Abordando a “grande potencialidade de cooperação” entre a RAEM e Espanha, já em jeito de balanço da visita a Madrid, o Chefe do Executivo vincou a estratégia de alargar a plataforma de Macau aos países de língua espanhola. Nesse sentido, disse mesmo que o Governo está a ponderar estender os serviços da Delegação Económica e Comercial de Macau em Lisboa à Espanha. Contudo, assegurou que, apesar dessas intenções, o Executivo continuará, “sem dúvida”, a “reforçar o papel de plataforma de Macau entre a China e os países de língua portuguesa”. Com esta visita, Sam Hou Fai acredita que a relação entre Macau e Espanha será elevada “a um novo patamar” e que será injectada “uma nova dinâmica” na amizade entre China e Espanha
CATARINA PEREIRA
No balanço sobre a curta passagem por Espanha, o líder da RAEM falou sobre a “grande potencialidade de cooperação” entre os dois lados, sublinhando que, no domínio económico e comercial, as estruturas do Interior da China, de Macau e de Espanha se “complementam”, tendo cada parte as suas “vantagens”. Durante a sua estada em Madrid, Sam Hou Fai encontrou-se com altos cargos, como a segunda vice-presidente do Governo de Espanha e Ministra do Trabalho e Economia Social, Yolanda Díaz Pérez, e a segunda vice-presidente do Senado, Concepción Andreu Rodríguez.

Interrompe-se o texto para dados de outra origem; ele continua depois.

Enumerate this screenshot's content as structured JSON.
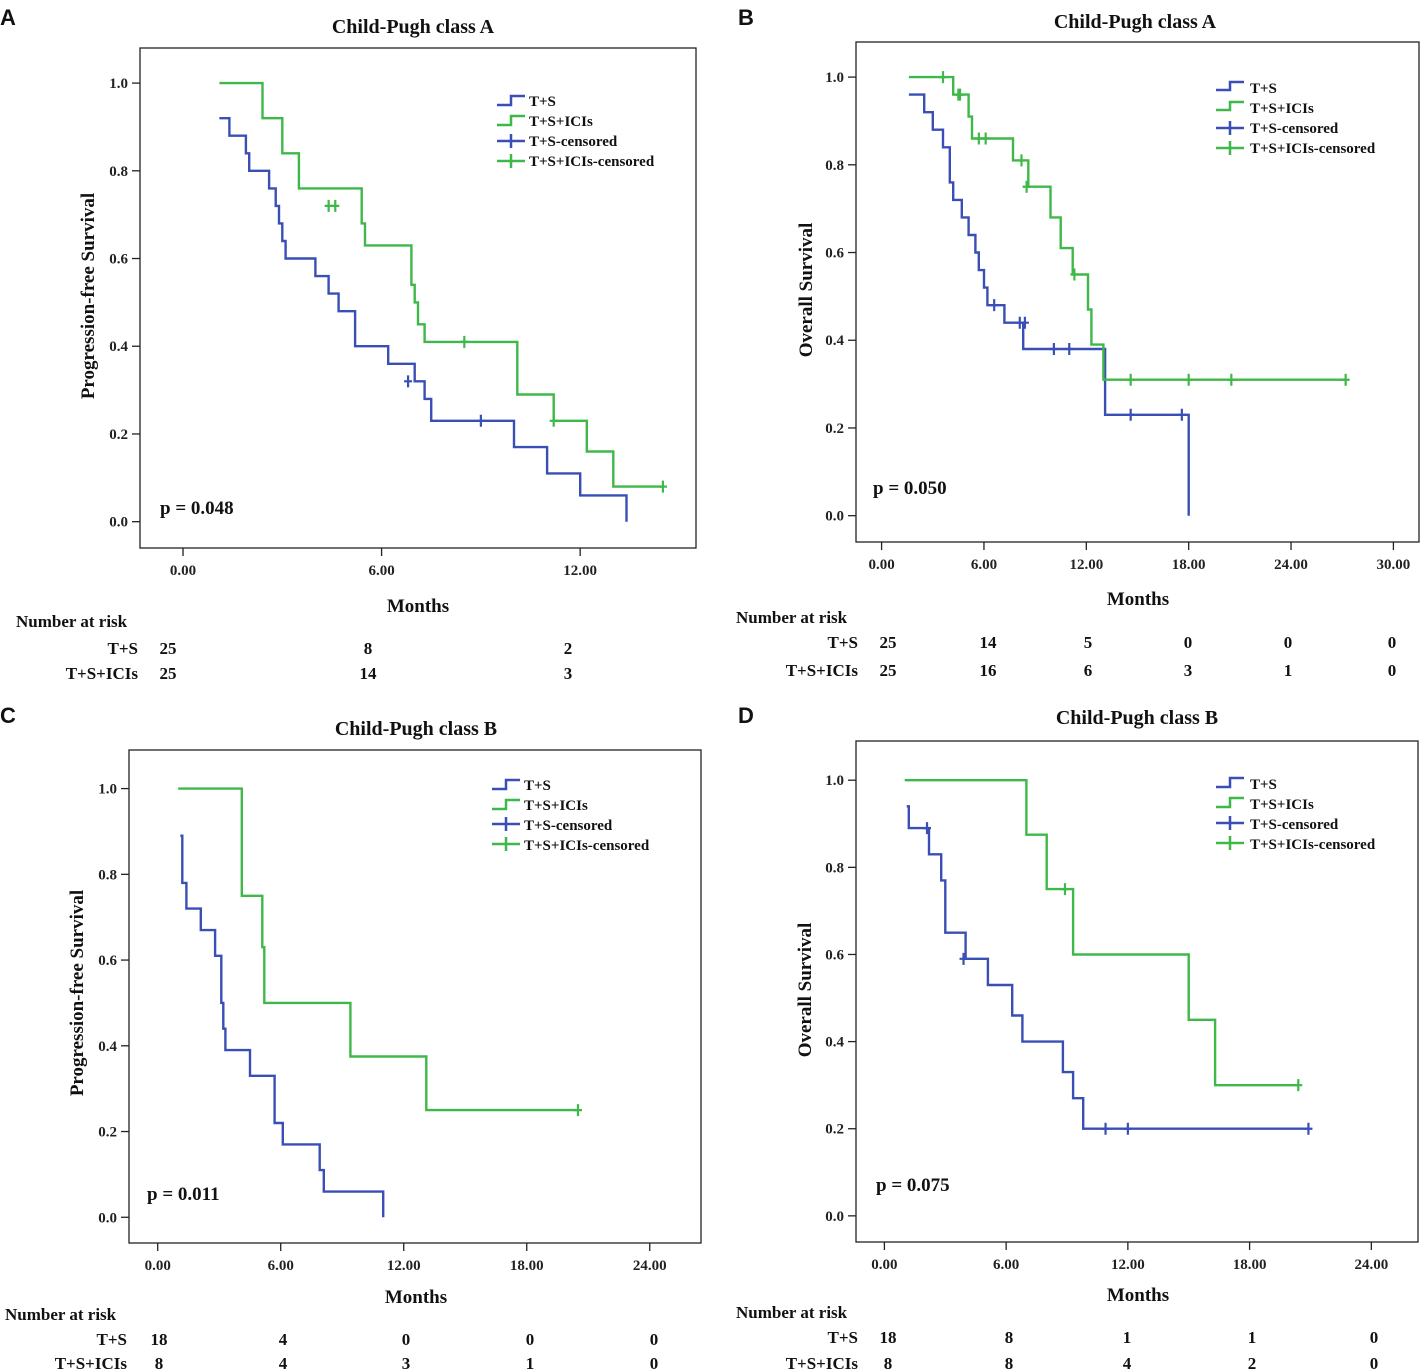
{
  "panels": [
    {
      "letter": "A",
      "title": "Child-Pugh class A",
      "ylabel": "Progression-free Survival",
      "xlabel": "Months",
      "p_value": "p = 0.048",
      "risk_header": "Number at risk",
      "risk_rows": [
        {
          "label": "T+S",
          "values": [
            "25",
            "8",
            "2"
          ]
        },
        {
          "label": "T+S+ICIs",
          "values": [
            "25",
            "14",
            "3"
          ]
        }
      ]
    },
    {
      "letter": "B",
      "title": "Child-Pugh class A",
      "ylabel": "Overall Survival",
      "xlabel": "Months",
      "p_value": "p = 0.050",
      "risk_header": "Number at risk",
      "risk_rows": [
        {
          "label": "T+S",
          "values": [
            "25",
            "14",
            "5",
            "0",
            "0",
            "0"
          ]
        },
        {
          "label": "T+S+ICIs",
          "values": [
            "25",
            "16",
            "6",
            "3",
            "1",
            "0"
          ]
        }
      ]
    },
    {
      "letter": "C",
      "title": "Child-Pugh class B",
      "ylabel": "Progression-free Survival",
      "xlabel": "Months",
      "p_value": "p = 0.011",
      "risk_header": "Number at risk",
      "risk_rows": [
        {
          "label": "T+S",
          "values": [
            "18",
            "4",
            "0",
            "0",
            "0"
          ]
        },
        {
          "label": "T+S+ICIs",
          "values": [
            "8",
            "4",
            "3",
            "1",
            "0"
          ]
        }
      ]
    },
    {
      "letter": "D",
      "title": "Child-Pugh class B",
      "ylabel": "Overall Survival",
      "xlabel": "Months",
      "p_value": "p = 0.075",
      "risk_header": "Number at risk",
      "risk_rows": [
        {
          "label": "T+S",
          "values": [
            "18",
            "8",
            "1",
            "1",
            "0"
          ]
        },
        {
          "label": "T+S+ICIs",
          "values": [
            "8",
            "8",
            "4",
            "2",
            "0"
          ]
        }
      ]
    }
  ],
  "chart_data": [
    {
      "type": "line",
      "title": "Child-Pugh class A",
      "xlabel": "Months",
      "ylabel": "Progression-free Survival",
      "xlim": [
        -1.3,
        15.5
      ],
      "ylim": [
        -0.06,
        1.08
      ],
      "x_ticks": [
        "0.00",
        "6.00",
        "12.00"
      ],
      "y_ticks": [
        "0.0",
        "0.2",
        "0.4",
        "0.6",
        "0.8",
        "1.0"
      ],
      "legend": [
        "T+S",
        "T+S+ICIs",
        "T+S-censored",
        "T+S+ICIs-censored"
      ],
      "legend_position": "top-right",
      "colors": {
        "ts": "#3a4fb5",
        "tsici": "#3fb84a"
      },
      "series": [
        {
          "name": "T+S",
          "x": [
            1.1,
            1.3,
            1.4,
            1.9,
            2.0,
            2.6,
            2.8,
            2.9,
            3.0,
            3.1,
            4.0,
            4.4,
            4.7,
            5.2,
            6.2,
            7.0,
            7.2,
            7.3,
            7.5,
            9.6,
            10.0,
            11.0,
            12.0,
            13.4
          ],
          "y": [
            0.92,
            0.92,
            0.88,
            0.84,
            0.8,
            0.76,
            0.72,
            0.68,
            0.64,
            0.6,
            0.56,
            0.52,
            0.48,
            0.4,
            0.36,
            0.32,
            0.32,
            0.28,
            0.23,
            0.23,
            0.17,
            0.11,
            0.06,
            0.0
          ],
          "censored_x": [
            6.8,
            9.0
          ],
          "censored_y": [
            0.32,
            0.23
          ]
        },
        {
          "name": "T+S+ICIs",
          "x": [
            1.1,
            2.2,
            2.4,
            2.9,
            3.0,
            3.5,
            5.4,
            5.5,
            6.9,
            6.9,
            7.0,
            7.1,
            7.3,
            10.1,
            11.2,
            12.2,
            13.0,
            14.5
          ],
          "y": [
            1.0,
            1.0,
            0.92,
            0.92,
            0.84,
            0.76,
            0.68,
            0.63,
            0.59,
            0.54,
            0.5,
            0.45,
            0.41,
            0.29,
            0.23,
            0.16,
            0.08,
            0.08
          ],
          "censored_x": [
            4.4,
            4.6,
            8.5,
            11.2,
            14.5
          ],
          "censored_y": [
            0.72,
            0.72,
            0.41,
            0.23,
            0.08
          ]
        }
      ]
    },
    {
      "type": "line",
      "title": "Child-Pugh class A",
      "xlabel": "Months",
      "ylabel": "Overall Survival",
      "xlim": [
        -1.5,
        31.5
      ],
      "ylim": [
        -0.06,
        1.08
      ],
      "x_ticks": [
        "0.00",
        "6.00",
        "12.00",
        "18.00",
        "24.00",
        "30.00"
      ],
      "y_ticks": [
        "0.0",
        "0.2",
        "0.4",
        "0.6",
        "0.8",
        "1.0"
      ],
      "legend": [
        "T+S",
        "T+S+ICIs",
        "T+S-censored",
        "T+S+ICIs-censored"
      ],
      "legend_position": "top-right",
      "colors": {
        "ts": "#3a4fb5",
        "tsici": "#3fb84a"
      },
      "series": [
        {
          "name": "T+S",
          "x": [
            1.6,
            2.5,
            3.0,
            3.6,
            4.0,
            4.2,
            4.7,
            5.1,
            5.5,
            5.7,
            6.0,
            6.2,
            6.5,
            7.2,
            8.3,
            9.2,
            13.1,
            18.0
          ],
          "y": [
            0.96,
            0.92,
            0.88,
            0.84,
            0.76,
            0.72,
            0.68,
            0.64,
            0.6,
            0.56,
            0.52,
            0.48,
            0.48,
            0.44,
            0.38,
            0.38,
            0.23,
            0.0
          ],
          "censored_x": [
            6.6,
            8.1,
            8.4,
            10.1,
            11.0,
            14.6,
            17.6
          ],
          "censored_y": [
            0.48,
            0.44,
            0.44,
            0.38,
            0.38,
            0.23,
            0.23
          ]
        },
        {
          "name": "T+S+ICIs",
          "x": [
            1.6,
            4.0,
            4.2,
            5.1,
            5.3,
            7.7,
            8.6,
            9.9,
            10.5,
            11.2,
            12.1,
            12.3,
            13.0,
            27.2
          ],
          "y": [
            1.0,
            1.0,
            0.96,
            0.91,
            0.86,
            0.81,
            0.75,
            0.68,
            0.61,
            0.55,
            0.47,
            0.39,
            0.31,
            0.31
          ],
          "censored_x": [
            3.6,
            4.5,
            4.6,
            5.7,
            6.1,
            8.2,
            8.5,
            11.3,
            14.6,
            18.0,
            20.5,
            27.2
          ],
          "censored_y": [
            1.0,
            0.96,
            0.96,
            0.86,
            0.86,
            0.81,
            0.75,
            0.55,
            0.31,
            0.31,
            0.31,
            0.31
          ]
        }
      ]
    },
    {
      "type": "line",
      "title": "Child-Pugh class B",
      "xlabel": "Months",
      "ylabel": "Progression-free Survival",
      "xlim": [
        -1.4,
        26.5
      ],
      "ylim": [
        -0.06,
        1.09
      ],
      "x_ticks": [
        "0.00",
        "6.00",
        "12.00",
        "18.00",
        "24.00"
      ],
      "y_ticks": [
        "0.0",
        "0.2",
        "0.4",
        "0.6",
        "0.8",
        "1.0"
      ],
      "legend": [
        "T+S",
        "T+S+ICIs",
        "T+S-censored",
        "T+S+ICIs-censored"
      ],
      "legend_position": "top-right",
      "colors": {
        "ts": "#3a4fb5",
        "tsici": "#3fb84a"
      },
      "series": [
        {
          "name": "T+S",
          "x": [
            1.1,
            1.2,
            1.4,
            2.1,
            2.8,
            3.1,
            3.2,
            3.3,
            4.5,
            5.7,
            6.1,
            7.9,
            8.1,
            11.0
          ],
          "y": [
            0.89,
            0.78,
            0.72,
            0.67,
            0.61,
            0.5,
            0.44,
            0.39,
            0.33,
            0.22,
            0.17,
            0.11,
            0.06,
            0.0
          ],
          "censored_x": [],
          "censored_y": []
        },
        {
          "name": "T+S+ICIs",
          "x": [
            1.0,
            4.1,
            5.1,
            5.2,
            9.4,
            13.1,
            20.5
          ],
          "y": [
            1.0,
            0.75,
            0.63,
            0.5,
            0.375,
            0.25,
            0.25
          ],
          "censored_x": [
            20.5
          ],
          "censored_y": [
            0.25
          ]
        }
      ]
    },
    {
      "type": "line",
      "title": "Child-Pugh class B",
      "xlabel": "Months",
      "ylabel": "Overall Survival",
      "xlim": [
        -1.4,
        26.3
      ],
      "ylim": [
        -0.06,
        1.09
      ],
      "x_ticks": [
        "0.00",
        "6.00",
        "12.00",
        "18.00",
        "24.00"
      ],
      "y_ticks": [
        "0.0",
        "0.2",
        "0.4",
        "0.6",
        "0.8",
        "1.0"
      ],
      "legend": [
        "T+S",
        "T+S+ICIs",
        "T+S-censored",
        "T+S+ICIs-censored"
      ],
      "legend_position": "top-right",
      "colors": {
        "ts": "#3a4fb5",
        "tsici": "#3fb84a"
      },
      "series": [
        {
          "name": "T+S",
          "x": [
            1.1,
            1.2,
            2.2,
            2.8,
            3.0,
            4.0,
            5.1,
            6.3,
            6.8,
            8.8,
            9.3,
            9.8,
            20.9
          ],
          "y": [
            0.94,
            0.89,
            0.83,
            0.77,
            0.65,
            0.59,
            0.53,
            0.46,
            0.4,
            0.33,
            0.27,
            0.2,
            0.2
          ],
          "censored_x": [
            2.1,
            3.9,
            10.9,
            12.0,
            20.9
          ],
          "censored_y": [
            0.89,
            0.59,
            0.2,
            0.2,
            0.2
          ]
        },
        {
          "name": "T+S+ICIs",
          "x": [
            1.0,
            7.0,
            8.0,
            9.3,
            15.0,
            16.3,
            20.4
          ],
          "y": [
            1.0,
            0.875,
            0.75,
            0.6,
            0.45,
            0.3,
            0.3
          ],
          "censored_x": [
            8.9,
            20.4
          ],
          "censored_y": [
            0.75,
            0.3
          ]
        }
      ]
    }
  ]
}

Reiterando que o Governo da RAEM está “empenhado” em expandir a função de Macau enquanto “plataforma de serviços para a cooperação económica e comercial entre a China e os países de língua portuguesa”, Sam Hou Fai disse que a ideia é “alargar proactivamente as funções desta plataforma aos países de língua espanhola, com o objectivo de diversificar as fontes de visitantes internacionais e ampliar a cooperação económica e comercial externa”.
Nesse sentido, revelou que o Governo pondera estender os serviços da Delegação Económica e Comercial de Macau em Lisboa à Espanha, “a fim de apoiar as empresas de Macau e do Interior da China na exploração do grande potencial dos mercados dos países de língua espanhola”. O Chefe do Executivo não entrou em detalhes sobre os moldes em que essa possibilidade se pode concretizar, mas disse que já abordou o assunto com a chefe da Delegação em Lisboa, Lúcia Abrantes dos Santos, que também marcou presença na visita ao país vizinho.
Desde 2023 à frente do organismo, Lúcia Abrantes dos Santos lidera igualmente as outras duas delegações na Europa: junto da União Europeia, em Bruxelas, e junto da Organização Mundial do Comércio, em Genebra.
Apesar destas perspectivas de futuro, Sam Hou Fai garantiu que o território vai, “sem dúvida”, continuar a “reforçar o papel de plataforma de Macau entre a China e os países de língua portuguesa”, apontando para os vários aspectos que os unem: a língua, a cultura, o Direito.
Salientando que a visita marca “a elevação da relação de cooperação entre Macau e a Espanha a um novo patamar, não só enriquecendo o conteúdo do desenvolvimento de Macau enquanto ‘um centro, uma plataforma, uma base’”, o líder da RAEM considerou que injectou também “uma nova dinâmica no desenvolvimento contínuo das relações de amizade entre a China e a Espanha”.
Segundo disse, nos encontros com as autoridades espanholas, o Chefe do Executivo trocou opiniões sobre a exploração conjunta de oportunidades de colaboração nas áreas da economia, comércio, turismo, tecnologia de ponta, finanças e outras.
No que respeita à articulação de plataformas, afirmou que Macau e Hengqin funcionam como ponte para que as empresas espanholas entrem no Interior da China, enquanto a Espanha representa uma porta de entrada para as empresas do Continente chinês e de Macau se expandirem nos mercados de língua espanhola. Nesse sentido, indicou que, durante esta visita, ambos os lados “acordaram estabelecer um mecanismo permanente de ligação e articulação comercial, com o objectivo de facilitar o comércio e o investimento mútuo e impulsionar a expansão para os amplos mercados de língua espanhola”.